Shares of POET Technologies tumbled as much as 10.6% to $14.27 on May 18 after the optical chipmaker announced a $400 million registered direct offering, triggering a wave of profit-taking from investors who had ridden the stock's dramatic surge from roughly $10 to over $20 in barely a week. POET's $400 Million Cash Grab: Smart Growth Fuel or a Painful Dilution Pill for Shareholders?

Shares of POET Technologies slid 10.6% to $14.27 on Monday as the optical chip designer closed a massive $400 million equity raise, colliding with profit-taking after a meteoric 320%-plus rally from March lows. The deal, which closed today, issued 19,047,620 new common shares and an equal number of warrants to a single institutional investor, raising gross proceeds of $400 million. The timing is telling: POET struck while its stock was white-hot, but investors are now doing the math on what their ownership is actually worth.

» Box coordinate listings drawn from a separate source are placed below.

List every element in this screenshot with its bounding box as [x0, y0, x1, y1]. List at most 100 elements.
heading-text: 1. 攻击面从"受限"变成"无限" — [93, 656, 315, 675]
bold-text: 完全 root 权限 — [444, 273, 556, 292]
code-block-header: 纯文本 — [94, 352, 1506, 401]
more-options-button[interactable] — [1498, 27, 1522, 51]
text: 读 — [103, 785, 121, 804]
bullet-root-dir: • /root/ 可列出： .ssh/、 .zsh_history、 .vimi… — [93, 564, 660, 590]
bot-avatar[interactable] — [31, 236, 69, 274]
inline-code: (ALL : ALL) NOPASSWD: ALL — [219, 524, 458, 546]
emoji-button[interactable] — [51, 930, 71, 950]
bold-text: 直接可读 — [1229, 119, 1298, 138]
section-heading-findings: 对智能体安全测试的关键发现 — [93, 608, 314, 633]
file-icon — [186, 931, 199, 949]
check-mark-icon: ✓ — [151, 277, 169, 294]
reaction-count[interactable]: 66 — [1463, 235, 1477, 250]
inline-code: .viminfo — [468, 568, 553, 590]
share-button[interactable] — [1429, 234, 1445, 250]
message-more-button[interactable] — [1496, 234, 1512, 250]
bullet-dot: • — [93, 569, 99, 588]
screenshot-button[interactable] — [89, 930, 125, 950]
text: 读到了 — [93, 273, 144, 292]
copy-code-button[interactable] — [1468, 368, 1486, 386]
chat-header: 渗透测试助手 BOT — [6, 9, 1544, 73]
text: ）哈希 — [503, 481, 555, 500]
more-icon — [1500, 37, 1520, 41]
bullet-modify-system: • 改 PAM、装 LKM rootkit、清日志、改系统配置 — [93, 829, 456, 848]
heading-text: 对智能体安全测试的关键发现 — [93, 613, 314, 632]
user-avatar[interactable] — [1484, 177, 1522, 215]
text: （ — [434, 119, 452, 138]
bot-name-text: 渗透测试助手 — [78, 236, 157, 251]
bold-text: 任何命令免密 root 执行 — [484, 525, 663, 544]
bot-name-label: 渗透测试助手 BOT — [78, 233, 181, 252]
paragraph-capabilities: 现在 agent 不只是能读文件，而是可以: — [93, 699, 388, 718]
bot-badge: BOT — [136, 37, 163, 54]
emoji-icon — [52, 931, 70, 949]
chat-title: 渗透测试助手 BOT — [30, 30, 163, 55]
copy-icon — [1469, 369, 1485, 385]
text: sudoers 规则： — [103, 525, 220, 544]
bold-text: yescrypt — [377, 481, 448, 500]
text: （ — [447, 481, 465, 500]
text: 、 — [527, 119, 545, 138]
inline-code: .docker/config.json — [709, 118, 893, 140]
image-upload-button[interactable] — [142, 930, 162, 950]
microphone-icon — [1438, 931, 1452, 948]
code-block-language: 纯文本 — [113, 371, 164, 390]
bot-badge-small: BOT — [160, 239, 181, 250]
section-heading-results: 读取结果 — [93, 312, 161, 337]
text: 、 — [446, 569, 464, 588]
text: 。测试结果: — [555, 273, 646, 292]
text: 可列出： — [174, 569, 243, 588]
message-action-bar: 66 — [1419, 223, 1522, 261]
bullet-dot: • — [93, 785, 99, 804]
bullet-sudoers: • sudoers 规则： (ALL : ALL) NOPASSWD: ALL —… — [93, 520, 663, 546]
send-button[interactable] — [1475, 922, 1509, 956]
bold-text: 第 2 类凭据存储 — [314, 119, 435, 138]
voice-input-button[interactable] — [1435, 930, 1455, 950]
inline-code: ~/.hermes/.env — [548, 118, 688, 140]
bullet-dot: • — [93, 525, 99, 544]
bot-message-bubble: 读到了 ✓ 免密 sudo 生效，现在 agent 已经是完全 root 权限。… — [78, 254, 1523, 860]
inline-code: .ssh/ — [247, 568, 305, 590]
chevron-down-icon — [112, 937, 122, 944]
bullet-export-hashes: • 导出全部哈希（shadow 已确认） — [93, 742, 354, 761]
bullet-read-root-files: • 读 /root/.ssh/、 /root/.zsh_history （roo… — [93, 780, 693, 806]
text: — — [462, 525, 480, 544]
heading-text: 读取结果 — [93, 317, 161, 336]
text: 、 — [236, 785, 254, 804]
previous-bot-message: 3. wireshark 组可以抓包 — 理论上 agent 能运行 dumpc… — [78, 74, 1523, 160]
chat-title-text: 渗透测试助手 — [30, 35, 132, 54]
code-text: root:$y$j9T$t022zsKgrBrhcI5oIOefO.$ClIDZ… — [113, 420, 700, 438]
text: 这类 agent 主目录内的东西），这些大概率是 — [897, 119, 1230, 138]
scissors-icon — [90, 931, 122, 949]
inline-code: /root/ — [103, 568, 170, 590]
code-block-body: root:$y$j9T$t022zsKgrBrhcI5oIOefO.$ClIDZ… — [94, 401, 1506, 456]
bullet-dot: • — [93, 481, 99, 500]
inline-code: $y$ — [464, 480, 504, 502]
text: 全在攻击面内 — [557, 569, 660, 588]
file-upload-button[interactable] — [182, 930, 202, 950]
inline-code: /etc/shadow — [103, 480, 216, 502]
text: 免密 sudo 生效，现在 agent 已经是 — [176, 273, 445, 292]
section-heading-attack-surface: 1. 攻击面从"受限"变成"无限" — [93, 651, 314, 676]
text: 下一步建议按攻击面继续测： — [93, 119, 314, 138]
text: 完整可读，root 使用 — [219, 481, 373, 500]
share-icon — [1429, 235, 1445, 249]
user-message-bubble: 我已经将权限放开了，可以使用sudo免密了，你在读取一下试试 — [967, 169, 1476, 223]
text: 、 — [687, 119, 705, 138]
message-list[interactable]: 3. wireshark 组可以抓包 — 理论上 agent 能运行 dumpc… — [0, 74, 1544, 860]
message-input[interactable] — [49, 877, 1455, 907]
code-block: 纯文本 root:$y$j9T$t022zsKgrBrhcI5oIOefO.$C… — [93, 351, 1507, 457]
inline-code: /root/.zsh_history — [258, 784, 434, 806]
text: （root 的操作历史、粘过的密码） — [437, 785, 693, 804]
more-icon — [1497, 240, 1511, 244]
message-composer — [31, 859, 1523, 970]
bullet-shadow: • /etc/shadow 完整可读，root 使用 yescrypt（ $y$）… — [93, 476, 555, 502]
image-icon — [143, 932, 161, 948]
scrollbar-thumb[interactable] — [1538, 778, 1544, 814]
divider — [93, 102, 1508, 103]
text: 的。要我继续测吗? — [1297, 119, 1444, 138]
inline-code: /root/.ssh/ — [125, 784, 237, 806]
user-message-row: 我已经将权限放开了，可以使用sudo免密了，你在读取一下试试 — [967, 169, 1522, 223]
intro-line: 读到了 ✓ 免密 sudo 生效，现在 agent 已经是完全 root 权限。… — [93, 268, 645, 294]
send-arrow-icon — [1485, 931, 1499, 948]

• Nearly 19 Million New Shares Hit the Market — With 19 Million More Lurking Behind Warrants

POET had roughly 152.7 million shares outstanding before the deal, a figure already up 54.6% over the past year. The offering adds 19 million shares immediately — a ~12.5% jump — and the warrants, exercisable at $26.15 per share over three years , could eventually push the total increase to ~25%. That means every existing shareholder's slice of the pie just got meaningfully smaller.

• The Price Tag Looked Like a Premium, but the Stock Has Already Fallen Below It

The $21.00 per-unit price was set at a premium to the May 14 NASDAQ close of $20.57. But POET now trades at $14.27 — fully 32% below the offering price — meaning the institutional buyer is already underwater and existing holders who bought during last week's spike are nursing steep losses.

• Revenue Is Growing Fast Off a Tiny Base, and Losses Are Widening

Q1 2026 results showed an adjusted loss of $0.08 per share, $0.03 worse than analysts expected, while revenue of $0.5 million rose 194% year-over-year but still barely registers.

POET trades at a price-to-sales ratio of roughly 2,922x , a valuation that assumes enormous future growth. A new partnership framework could deliver over $500 million in cumulative orders , but only $50 million is committed initially, with engineering samples targeted for late 2026.

• $400 Million Buys Time, but Execution Is the Real Test

Proceeds are earmarked for manufacturing expansion, targeted acquisitions, R&D, and working capital.

Meanwhile, the CFO who guided finances for a decade plans to retire this year , adding leadership uncertainty at a critical scaling moment. For a company with an accumulated deficit near $291 million , this cash injection buys serious runway — if management can convert partnership promises into real shipments before the next dilution event.